Menurut pria yang kerap disapa Daeng tersebut mengatakan bahwa pemeriksaan terhadap MenPAN-RB tersebut membuktikan Korps Adhyaksa seirus dalam penegakan hukum, termasuk memeriksa perusahaan besar. Kata Daeng, saat inj publik sangat menunggu agar kasus ini bisa segera dibongkar dengan transparan.
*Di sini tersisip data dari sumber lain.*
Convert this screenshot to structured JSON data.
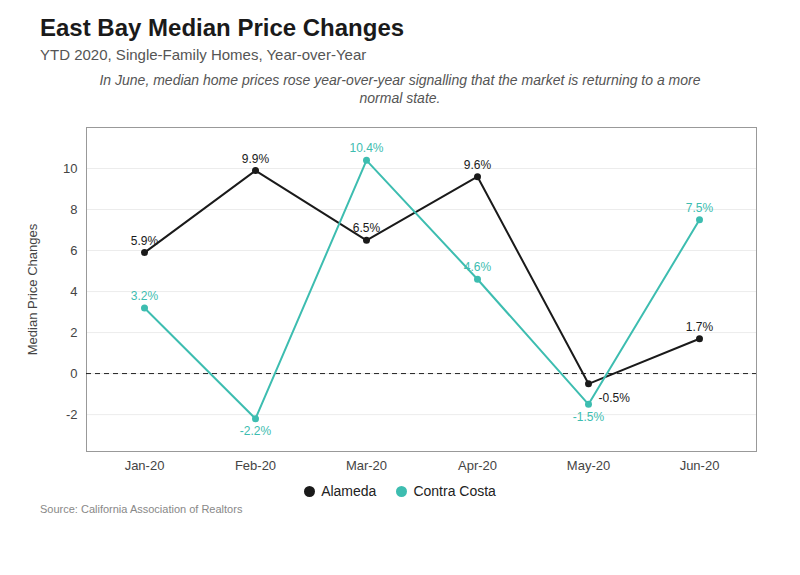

“Dengan begini, Kejagung memberi pesan kuat bahwa penegakkan hukum tidak takut menghadapi salah satu partai besar dan perusahaan atau entitas apapun. Hukum juga tak pandang bulu untuk periksa swasta maupun negara. Jadi saya sangat acungi jempol atas keberanian Kejagung,” ucap Daeng dengan penuh yakin kalau Kejagung bisa mengembangkan kasus dugaan korupsi laptop Chromebook tak hanya berhenti di Nadiem Makarim.

Sekedar Informasi, Kejaksaan Agung memeriksa mantan Menteri Pemberdayaan Aparatur Negara dan Reformasi Birokrasi (MenPAN-RB) Abdullah Azwar Anas terkait kasus dugaan korupsi pengadaan laptop chromebook di Kemendikbud. Azwar Anas diperiksa dalam kapasitasnya sebagai saksi.

Kapuspenkum Kejagung, Anang Supriatna, menjelaskan Azwar Anas diperiksa terkait riwayatnya yang pernah menjabat sebagai Kepala Lembaga Kebijakan Pengadaan Barang dan Jasa Pemerintah (LKPP) tahun tahun 2022.